Well, it’s nice to be able to deal with my children on a different level than being a father and son. You start to be peers and talk about music in a band. They were 13 and 16 when we started, and now they’re 20 and 23. So that’s quite different than that. A child grows and becomes an adult and you start dealing with them more. And Jared, the bass player, did so much in this. He wrote all the little parts in between, played keyboard parts, and did guitar parts on this as well. He liked quite a bit of this. Right. So it’s nice to be able to not just be the dad and kind of relate to them on something that you’re passionate about, which was music. And then we could kind of get a bond or a relationship that moves on beyond father and child. It’s not really it’s kind of like we have a familiarity that we can speak a language, and I’m showing a song and they pick it up right away just because we’re related, and then we can understand what each of us are doing.
If you were to suggest only one song for a new listener to check out, which would it be?

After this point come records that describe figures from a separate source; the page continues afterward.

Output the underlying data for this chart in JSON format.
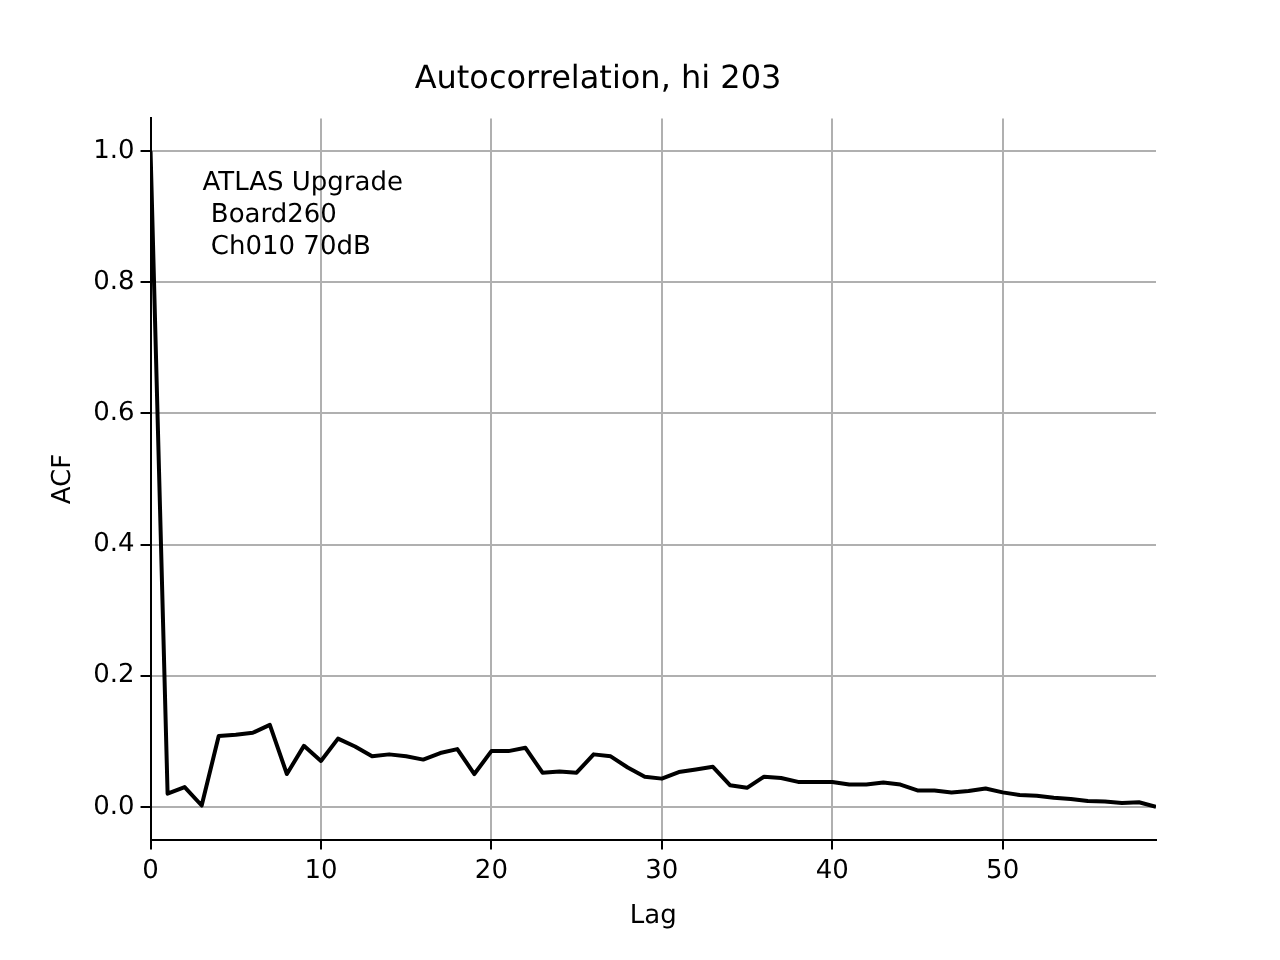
{
  "chart_data": {
    "type": "line",
    "title": "Autocorrelation, hi 203",
    "xlabel": "Lag",
    "ylabel": "ACF",
    "annotations": [
      "ATLAS Upgrade\n Board260\n Ch010 70dB"
    ],
    "x": [
      0,
      1,
      2,
      3,
      4,
      5,
      6,
      7,
      8,
      9,
      10,
      11,
      12,
      13,
      14,
      15,
      16,
      17,
      18,
      19,
      20,
      21,
      22,
      23,
      24,
      25,
      26,
      27,
      28,
      29,
      30,
      31,
      32,
      33,
      34,
      35,
      36,
      37,
      38,
      39,
      40,
      41,
      42,
      43,
      44,
      45,
      46,
      47,
      48,
      49,
      50,
      51,
      52,
      53,
      54,
      55,
      56,
      57,
      58,
      59
    ],
    "series": [
      {
        "color": "#000000",
        "values": [
          1.0,
          0.02,
          0.03,
          0.002,
          0.108,
          0.11,
          0.113,
          0.125,
          0.05,
          0.093,
          0.07,
          0.104,
          0.092,
          0.077,
          0.08,
          0.077,
          0.072,
          0.082,
          0.088,
          0.05,
          0.085,
          0.085,
          0.09,
          0.052,
          0.054,
          0.052,
          0.08,
          0.077,
          0.06,
          0.046,
          0.043,
          0.053,
          0.057,
          0.061,
          0.033,
          0.029,
          0.046,
          0.044,
          0.038,
          0.038,
          0.038,
          0.034,
          0.034,
          0.037,
          0.034,
          0.025,
          0.025,
          0.022,
          0.024,
          0.028,
          0.022,
          0.018,
          0.017,
          0.014,
          0.012,
          0.009,
          0.008,
          0.006,
          0.007,
          0.0
        ]
      }
    ],
    "xlim": [
      0,
      59
    ],
    "ylim": [
      -0.05,
      1.05
    ],
    "xticks": [
      0,
      10,
      20,
      30,
      40,
      50
    ],
    "yticks": [
      {
        "value": 0,
        "label": "0.0"
      },
      0.2,
      0.4,
      0.6,
      0.8,
      {
        "value": 1,
        "label": "1.0"
      }
    ],
    "grid": true,
    "legend": false,
    "marker": "none",
    "line_style": "solid"
  }
}
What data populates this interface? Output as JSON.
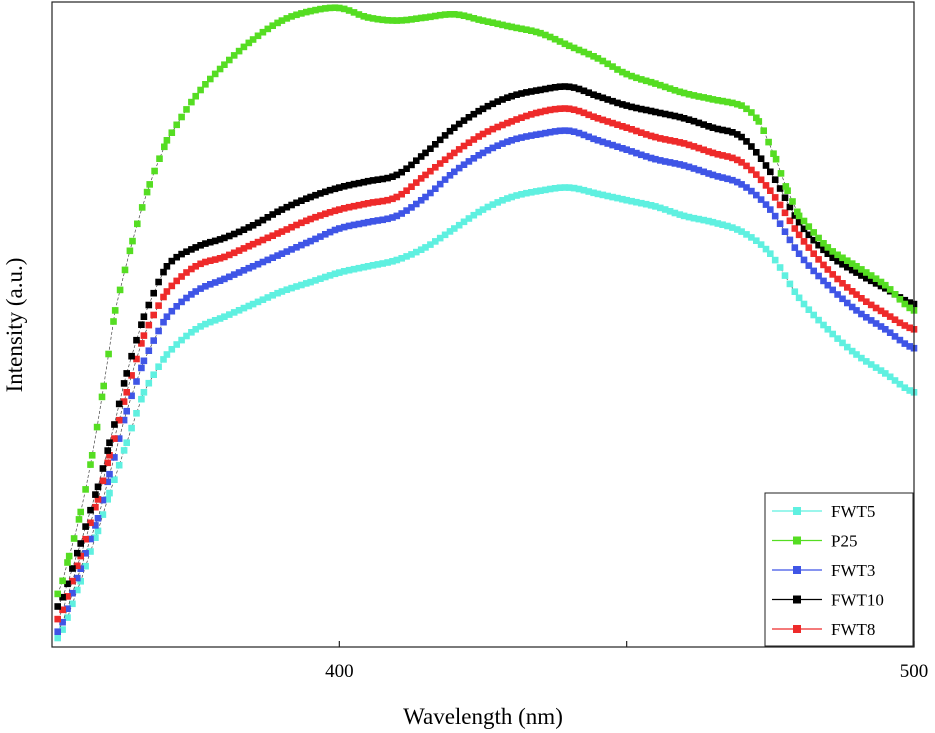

I guess it’s kind of a rock and roll base thing. So if you’re into rock and roll, it depends. If you like the heavy, listen to the heavy. If you like the poppy, listen to the poppy. So there’s no right music. Yeah, it’s like food. There are many different flavors. Some people only like to eat a certain type of food, and some people like to eat another type of food, and some people enjoy all different varieties of food.
At the end of the film, there’s another one called Bubble Gum. That’s a very nice song as well, that my son likes. And then there’s other heavy stuff he likes called Thoughts and Prayers because it is a message behind it about anti-gun violence and why we shouldn’t have guns and people killing people in schools. Thankfully, in Canada, we don’t have that as much.